Once you select a song, it is recommended dancers begin learning various dance moves of the given song in ‘Break it Down.’ This acts as a tutorial of sorts before you commence each song. Each song has its own dance routine, so learning all the ins and outs is key to pulling off a decent score. You can jump into a song and start dancing away without going through the tutorial; however, you will struggle. In fact, I was very surprised with how difficult some of the dance routines were. Even after completing the ‘Break it Down’ portion of the song, putting it all together can be daunting and difficult. There are three main difficulty levels and each difficulty level builds on the previous routine. You have to ultimately unlock the most difficult levels and unfortunately I was never able to progress to the point where I would unlock those advanced dance routines. Each song earns you points and the better the dance routines the more points you earn.
As I suggested, ‘Break it Down’ is absolutely essential in order to master some of those complex songs. ‘Break it Down’ displays each move one by one and you can perform each move at your own speed in order to master them. There is also an announcer who cheers you on and never gets down on you for repeatedly fumbling up the moves as I did. The announcer tends to rush you through the moves, which can be a good or a bad thing. On one hand, who wants to spend too much time in a tutorial? On the other hand, when you do not have a few moves down pat, it can make for a difficult dance routine.
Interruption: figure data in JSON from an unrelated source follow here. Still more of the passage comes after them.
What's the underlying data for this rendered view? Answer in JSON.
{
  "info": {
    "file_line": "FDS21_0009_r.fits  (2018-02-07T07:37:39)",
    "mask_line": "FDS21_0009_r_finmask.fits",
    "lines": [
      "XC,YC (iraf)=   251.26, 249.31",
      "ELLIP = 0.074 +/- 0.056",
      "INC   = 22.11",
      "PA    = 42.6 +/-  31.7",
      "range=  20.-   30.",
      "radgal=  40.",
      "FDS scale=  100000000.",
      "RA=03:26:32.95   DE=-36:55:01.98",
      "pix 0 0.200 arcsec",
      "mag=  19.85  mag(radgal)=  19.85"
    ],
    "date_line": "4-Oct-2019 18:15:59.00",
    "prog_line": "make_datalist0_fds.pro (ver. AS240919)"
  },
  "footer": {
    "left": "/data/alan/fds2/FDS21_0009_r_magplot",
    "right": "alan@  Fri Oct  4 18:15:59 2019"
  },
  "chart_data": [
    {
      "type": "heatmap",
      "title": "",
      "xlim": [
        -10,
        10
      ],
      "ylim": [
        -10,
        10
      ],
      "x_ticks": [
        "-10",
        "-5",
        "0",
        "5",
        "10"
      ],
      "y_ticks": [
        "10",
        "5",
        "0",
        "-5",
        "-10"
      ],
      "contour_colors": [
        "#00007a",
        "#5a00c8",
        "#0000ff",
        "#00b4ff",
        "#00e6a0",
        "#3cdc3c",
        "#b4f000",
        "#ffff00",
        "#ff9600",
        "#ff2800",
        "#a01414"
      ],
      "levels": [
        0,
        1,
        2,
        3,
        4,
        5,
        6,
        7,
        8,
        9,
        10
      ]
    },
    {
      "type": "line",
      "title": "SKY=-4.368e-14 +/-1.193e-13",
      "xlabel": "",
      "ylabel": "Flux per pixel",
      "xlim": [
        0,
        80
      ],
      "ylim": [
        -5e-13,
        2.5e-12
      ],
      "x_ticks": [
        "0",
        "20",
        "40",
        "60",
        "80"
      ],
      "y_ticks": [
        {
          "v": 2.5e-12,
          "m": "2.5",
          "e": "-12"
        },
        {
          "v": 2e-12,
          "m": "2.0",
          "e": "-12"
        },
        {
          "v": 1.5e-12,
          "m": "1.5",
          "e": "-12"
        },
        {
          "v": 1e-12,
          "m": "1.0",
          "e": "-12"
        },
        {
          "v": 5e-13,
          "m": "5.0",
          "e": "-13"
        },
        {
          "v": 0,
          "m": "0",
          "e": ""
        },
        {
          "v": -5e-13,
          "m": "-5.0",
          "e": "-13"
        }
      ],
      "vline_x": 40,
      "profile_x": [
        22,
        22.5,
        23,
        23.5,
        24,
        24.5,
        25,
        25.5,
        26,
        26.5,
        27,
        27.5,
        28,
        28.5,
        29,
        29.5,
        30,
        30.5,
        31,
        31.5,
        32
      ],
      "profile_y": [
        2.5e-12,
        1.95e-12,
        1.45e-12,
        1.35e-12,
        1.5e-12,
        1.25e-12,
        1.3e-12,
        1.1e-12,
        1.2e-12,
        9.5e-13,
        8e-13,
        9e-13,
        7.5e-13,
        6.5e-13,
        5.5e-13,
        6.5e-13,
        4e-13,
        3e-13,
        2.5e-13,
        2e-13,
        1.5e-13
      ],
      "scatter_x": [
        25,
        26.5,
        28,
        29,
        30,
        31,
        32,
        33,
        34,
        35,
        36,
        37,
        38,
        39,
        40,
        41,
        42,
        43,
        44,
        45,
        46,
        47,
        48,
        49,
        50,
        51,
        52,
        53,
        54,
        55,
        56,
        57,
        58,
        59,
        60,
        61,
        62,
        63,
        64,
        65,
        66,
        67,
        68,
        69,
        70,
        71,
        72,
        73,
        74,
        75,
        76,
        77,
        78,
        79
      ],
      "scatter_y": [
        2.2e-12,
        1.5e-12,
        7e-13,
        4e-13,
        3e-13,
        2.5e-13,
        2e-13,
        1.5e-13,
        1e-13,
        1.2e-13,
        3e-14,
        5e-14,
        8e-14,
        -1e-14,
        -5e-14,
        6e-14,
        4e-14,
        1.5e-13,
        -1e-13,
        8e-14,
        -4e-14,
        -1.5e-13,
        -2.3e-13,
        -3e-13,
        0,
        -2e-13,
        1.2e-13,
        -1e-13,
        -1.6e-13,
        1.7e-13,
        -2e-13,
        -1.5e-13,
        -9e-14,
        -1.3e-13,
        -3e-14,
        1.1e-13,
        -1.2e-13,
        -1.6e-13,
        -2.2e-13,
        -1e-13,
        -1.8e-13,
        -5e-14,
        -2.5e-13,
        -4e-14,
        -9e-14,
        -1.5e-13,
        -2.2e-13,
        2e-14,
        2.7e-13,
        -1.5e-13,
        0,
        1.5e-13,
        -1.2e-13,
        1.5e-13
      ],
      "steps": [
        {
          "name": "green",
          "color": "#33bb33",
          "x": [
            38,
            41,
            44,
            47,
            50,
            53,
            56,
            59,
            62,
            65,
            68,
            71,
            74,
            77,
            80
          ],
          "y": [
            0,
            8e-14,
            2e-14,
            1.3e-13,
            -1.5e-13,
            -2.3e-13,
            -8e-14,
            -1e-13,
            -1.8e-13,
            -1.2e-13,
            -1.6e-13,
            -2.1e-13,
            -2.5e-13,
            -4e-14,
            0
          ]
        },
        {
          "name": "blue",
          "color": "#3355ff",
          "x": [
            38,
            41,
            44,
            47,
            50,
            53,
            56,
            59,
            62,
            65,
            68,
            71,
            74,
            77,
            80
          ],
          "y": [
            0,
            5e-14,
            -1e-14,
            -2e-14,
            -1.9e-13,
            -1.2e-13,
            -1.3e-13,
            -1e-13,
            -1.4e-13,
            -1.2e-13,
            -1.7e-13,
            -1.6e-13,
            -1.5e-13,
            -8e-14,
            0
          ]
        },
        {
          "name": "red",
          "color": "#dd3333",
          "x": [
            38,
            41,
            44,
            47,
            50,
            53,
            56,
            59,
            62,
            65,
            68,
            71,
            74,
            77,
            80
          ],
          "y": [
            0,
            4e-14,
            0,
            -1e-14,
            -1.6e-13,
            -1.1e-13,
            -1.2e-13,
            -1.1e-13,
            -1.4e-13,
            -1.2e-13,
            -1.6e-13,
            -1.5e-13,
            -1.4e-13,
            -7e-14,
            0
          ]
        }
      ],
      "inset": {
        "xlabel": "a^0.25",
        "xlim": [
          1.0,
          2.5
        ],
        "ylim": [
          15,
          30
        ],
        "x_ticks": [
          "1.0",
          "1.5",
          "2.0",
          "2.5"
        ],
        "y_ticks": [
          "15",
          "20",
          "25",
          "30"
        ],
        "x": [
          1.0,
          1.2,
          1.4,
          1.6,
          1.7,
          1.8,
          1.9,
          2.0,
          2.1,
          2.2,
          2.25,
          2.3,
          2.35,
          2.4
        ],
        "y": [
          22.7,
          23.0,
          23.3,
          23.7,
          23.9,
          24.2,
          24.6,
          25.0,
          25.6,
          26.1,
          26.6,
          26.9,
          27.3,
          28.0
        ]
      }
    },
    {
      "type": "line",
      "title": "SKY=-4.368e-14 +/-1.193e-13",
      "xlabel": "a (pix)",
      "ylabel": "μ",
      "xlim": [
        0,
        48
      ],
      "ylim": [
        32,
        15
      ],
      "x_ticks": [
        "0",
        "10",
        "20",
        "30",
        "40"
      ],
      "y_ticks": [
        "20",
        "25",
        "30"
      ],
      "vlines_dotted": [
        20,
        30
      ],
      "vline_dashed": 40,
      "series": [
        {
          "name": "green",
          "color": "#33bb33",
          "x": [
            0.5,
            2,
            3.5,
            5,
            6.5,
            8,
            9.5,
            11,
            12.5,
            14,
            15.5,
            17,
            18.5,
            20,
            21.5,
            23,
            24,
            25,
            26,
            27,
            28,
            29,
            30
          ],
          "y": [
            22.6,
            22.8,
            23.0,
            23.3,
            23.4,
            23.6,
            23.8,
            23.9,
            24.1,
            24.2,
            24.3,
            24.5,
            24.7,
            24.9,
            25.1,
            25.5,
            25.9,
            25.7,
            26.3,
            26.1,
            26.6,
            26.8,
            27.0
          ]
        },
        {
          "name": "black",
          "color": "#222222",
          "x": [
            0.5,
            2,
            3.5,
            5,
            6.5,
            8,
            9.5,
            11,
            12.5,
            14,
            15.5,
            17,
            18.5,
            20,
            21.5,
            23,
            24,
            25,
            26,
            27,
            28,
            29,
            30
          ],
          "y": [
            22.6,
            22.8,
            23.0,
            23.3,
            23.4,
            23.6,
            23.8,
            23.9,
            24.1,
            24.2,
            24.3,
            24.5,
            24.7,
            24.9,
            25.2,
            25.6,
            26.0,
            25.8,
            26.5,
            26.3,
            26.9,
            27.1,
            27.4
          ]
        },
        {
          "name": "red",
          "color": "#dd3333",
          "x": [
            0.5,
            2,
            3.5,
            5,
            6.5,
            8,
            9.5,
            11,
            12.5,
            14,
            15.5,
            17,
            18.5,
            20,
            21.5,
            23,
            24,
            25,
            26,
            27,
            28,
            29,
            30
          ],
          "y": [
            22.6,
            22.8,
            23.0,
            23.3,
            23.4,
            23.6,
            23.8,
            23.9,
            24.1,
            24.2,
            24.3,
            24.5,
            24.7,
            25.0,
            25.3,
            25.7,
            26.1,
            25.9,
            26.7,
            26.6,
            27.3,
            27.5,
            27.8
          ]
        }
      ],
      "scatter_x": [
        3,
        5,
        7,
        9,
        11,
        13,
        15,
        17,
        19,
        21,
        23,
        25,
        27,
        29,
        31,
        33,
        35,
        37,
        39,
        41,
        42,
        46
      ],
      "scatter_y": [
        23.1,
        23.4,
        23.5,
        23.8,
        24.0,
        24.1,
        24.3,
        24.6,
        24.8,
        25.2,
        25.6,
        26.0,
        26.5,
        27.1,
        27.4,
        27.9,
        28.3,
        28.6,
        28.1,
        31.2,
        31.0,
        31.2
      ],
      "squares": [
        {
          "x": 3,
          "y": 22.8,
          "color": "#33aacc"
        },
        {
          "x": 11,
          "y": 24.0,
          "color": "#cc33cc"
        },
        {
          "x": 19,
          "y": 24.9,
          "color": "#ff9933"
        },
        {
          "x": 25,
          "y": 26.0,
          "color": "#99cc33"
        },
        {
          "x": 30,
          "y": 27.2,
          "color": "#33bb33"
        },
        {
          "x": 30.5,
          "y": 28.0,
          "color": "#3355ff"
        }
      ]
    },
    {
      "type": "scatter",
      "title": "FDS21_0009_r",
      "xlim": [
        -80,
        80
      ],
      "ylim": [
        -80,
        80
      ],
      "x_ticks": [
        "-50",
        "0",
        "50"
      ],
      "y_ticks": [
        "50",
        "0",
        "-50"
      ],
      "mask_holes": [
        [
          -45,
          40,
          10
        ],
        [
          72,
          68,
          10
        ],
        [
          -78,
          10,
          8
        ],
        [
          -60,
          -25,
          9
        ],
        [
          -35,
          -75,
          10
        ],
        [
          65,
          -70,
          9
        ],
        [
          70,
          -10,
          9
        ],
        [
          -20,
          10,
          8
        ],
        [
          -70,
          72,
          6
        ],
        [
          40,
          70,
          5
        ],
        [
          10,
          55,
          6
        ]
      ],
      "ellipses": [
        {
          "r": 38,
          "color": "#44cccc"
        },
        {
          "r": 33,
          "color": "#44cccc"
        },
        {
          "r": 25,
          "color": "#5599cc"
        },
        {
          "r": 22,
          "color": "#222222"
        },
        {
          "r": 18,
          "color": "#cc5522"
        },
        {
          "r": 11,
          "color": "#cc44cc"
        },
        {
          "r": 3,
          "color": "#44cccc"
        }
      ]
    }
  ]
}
Once I jumped into a song and start jigging away, I was simply amazed at how responsive the game was to my body motions. Sure, every so often I would feel like I nailed a particular move only for the game to not recognize it. These instances however were not all that common and did not take much away from the gameplay experience. Performing a dance routine is not all about following the given dance cues either. In the middle of each song, you get a chance to show off your moves in Freestyle. After the brief part of the song where you are freestyling, the game quickly shows you a 5 second vignette of your various moves. My daughter absolutely loved the freestyle aspect of the game and it was great for a few laughs as well. I sure hope some of my video vignette’s don’t end up on Youtube.
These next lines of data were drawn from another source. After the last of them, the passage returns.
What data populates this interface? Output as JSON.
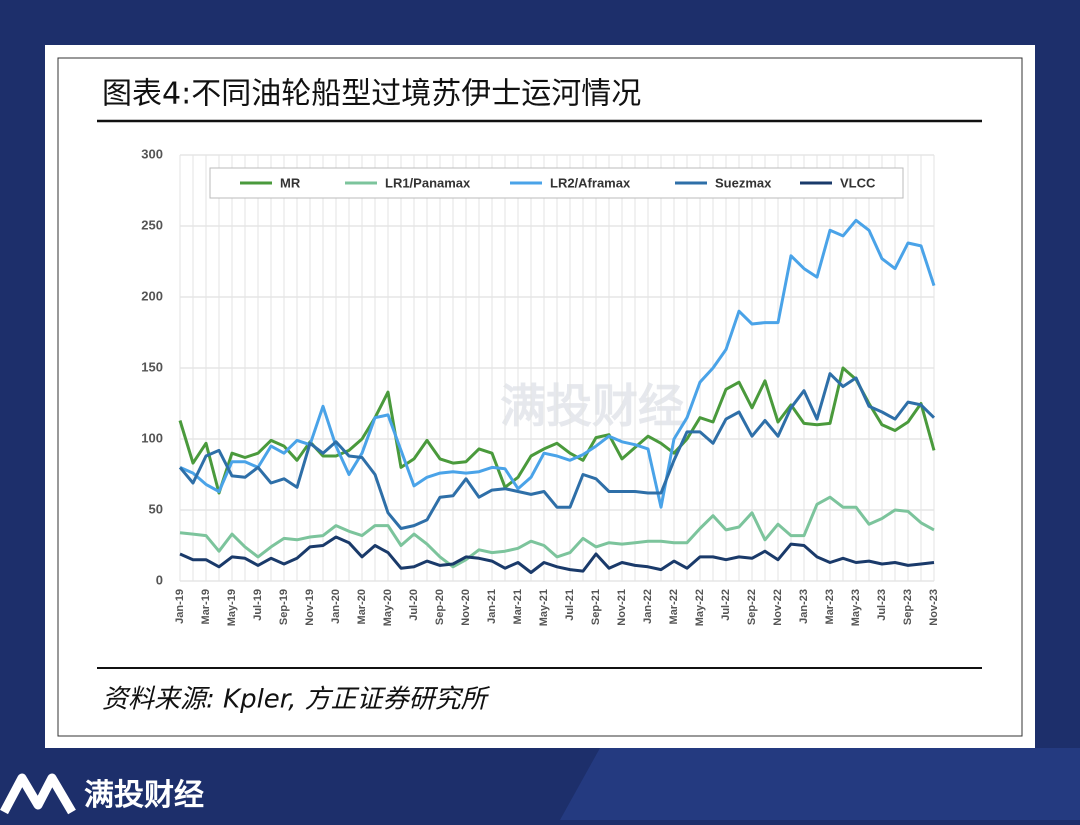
{
  "chart_data": {
    "type": "line",
    "title": "图表4:不同油轮船型过境苏伊士运河情况",
    "source": "资料来源: Kpler, 方正证券研究所",
    "brand": "满投财经",
    "categories": [
      "Jan-19",
      null,
      "Mar-19",
      null,
      "May-19",
      null,
      "Jul-19",
      null,
      "Sep-19",
      null,
      "Nov-19",
      null,
      "Jan-20",
      null,
      "Mar-20",
      null,
      "May-20",
      null,
      "Jul-20",
      null,
      "Sep-20",
      null,
      "Nov-20",
      null,
      "Jan-21",
      null,
      "Mar-21",
      null,
      "May-21",
      null,
      "Jul-21",
      null,
      "Sep-21",
      null,
      "Nov-21",
      null,
      "Jan-22",
      null,
      "Mar-22",
      null,
      "May-22",
      null,
      "Jul-22",
      null,
      "Sep-22",
      null,
      "Nov-22",
      null,
      "Jan-23",
      null,
      "Mar-23",
      null,
      "May-23",
      null,
      "Jul-23",
      null,
      "Sep-23",
      null,
      "Nov-23"
    ],
    "series": [
      {
        "name": "MR",
        "color": "#4a9a3c",
        "values": [
          113,
          83,
          97,
          62,
          90,
          87,
          90,
          99,
          95,
          85,
          98,
          88,
          88,
          92,
          100,
          115,
          133,
          80,
          86,
          99,
          86,
          83,
          84,
          93,
          90,
          66,
          73,
          88,
          93,
          97,
          90,
          85,
          101,
          103,
          86,
          94,
          102,
          97,
          90,
          100,
          115,
          112,
          135,
          140,
          122,
          141,
          112,
          124,
          111,
          110,
          111,
          150,
          142,
          125,
          110,
          106,
          112,
          125,
          92
        ]
      },
      {
        "name": "LR1/Panamax",
        "color": "#7cc49c",
        "values": [
          34,
          33,
          32,
          21,
          33,
          24,
          17,
          24,
          30,
          29,
          31,
          32,
          39,
          35,
          32,
          39,
          39,
          25,
          33,
          26,
          17,
          10,
          15,
          22,
          20,
          21,
          23,
          28,
          25,
          17,
          20,
          30,
          24,
          27,
          26,
          27,
          28,
          28,
          27,
          27,
          37,
          46,
          36,
          38,
          48,
          29,
          40,
          32,
          32,
          54,
          59,
          52,
          52,
          40,
          44,
          50,
          49,
          41,
          36
        ]
      },
      {
        "name": "LR2/Aframax",
        "color": "#4aa3e8",
        "values": [
          80,
          76,
          68,
          63,
          84,
          84,
          80,
          95,
          90,
          99,
          96,
          123,
          95,
          75,
          90,
          115,
          117,
          92,
          67,
          73,
          76,
          77,
          76,
          77,
          80,
          79,
          65,
          73,
          90,
          88,
          85,
          89,
          95,
          102,
          98,
          96,
          93,
          52,
          100,
          115,
          140,
          150,
          163,
          190,
          181,
          182,
          182,
          229,
          220,
          214,
          247,
          243,
          254,
          247,
          227,
          220,
          238,
          236,
          208
        ]
      },
      {
        "name": "Suezmax",
        "color": "#2e6fa8",
        "values": [
          80,
          69,
          88,
          92,
          74,
          73,
          80,
          69,
          72,
          66,
          97,
          90,
          98,
          88,
          87,
          75,
          48,
          37,
          39,
          43,
          59,
          60,
          72,
          59,
          64,
          65,
          63,
          61,
          63,
          52,
          52,
          75,
          72,
          63,
          63,
          63,
          62,
          62,
          85,
          105,
          105,
          97,
          114,
          119,
          102,
          113,
          102,
          122,
          134,
          114,
          146,
          137,
          143,
          123,
          119,
          114,
          126,
          124,
          115
        ]
      },
      {
        "name": "VLCC",
        "color": "#1a3a6a",
        "values": [
          19,
          15,
          15,
          10,
          17,
          16,
          11,
          16,
          12,
          16,
          24,
          25,
          31,
          27,
          17,
          25,
          20,
          9,
          10,
          14,
          11,
          12,
          17,
          16,
          14,
          9,
          13,
          6,
          13,
          10,
          8,
          7,
          19,
          9,
          13,
          11,
          10,
          8,
          14,
          9,
          17,
          17,
          15,
          17,
          16,
          21,
          15,
          26,
          25,
          17,
          13,
          16,
          13,
          14,
          12,
          13,
          11,
          12,
          13
        ]
      }
    ],
    "ylim": [
      0,
      300
    ],
    "yticks": [
      0,
      50,
      100,
      150,
      200,
      250,
      300
    ],
    "grid": true
  }
}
In addition to dancing away to any given song, Dance Central also features a Workout mode. This mode acts as an extension to regular dancing mode in which the number of calories burned are also tracked, along with the workout time. I can see this certainly appealing to many more mature gamers out there, including those like myself who need to shed a few pounds.
In terms of other modes, Dance Central includes a Dance Battle mode where two players compete in a head-to head dance routine battle. The person with the highest score is the winner. In the rare event there is a tie in the score, the player who passed more moves wins. In Challenge mode, once four songs in each category have at least four stars on each one, a challenge based on the difficulty is unlocked. This mode increases the difficulty of the game by having four songs combined into one, thus mixing up the dance moves. Overall, the additional modes are great but similar to the game's set list, it is a tad skimpy. When other music games have a plethora of modes and options, Dance Central seems a little bit light in this department.
Another disappointing aspect with the game is the limited online functionality. In fact there is no online ability to dance with or against a buddy or stranger from another city. Dance Central does post your friends scores on the side of the screen after you have played a song. Otherwise, the lack of online modes in the game is quite a letdown.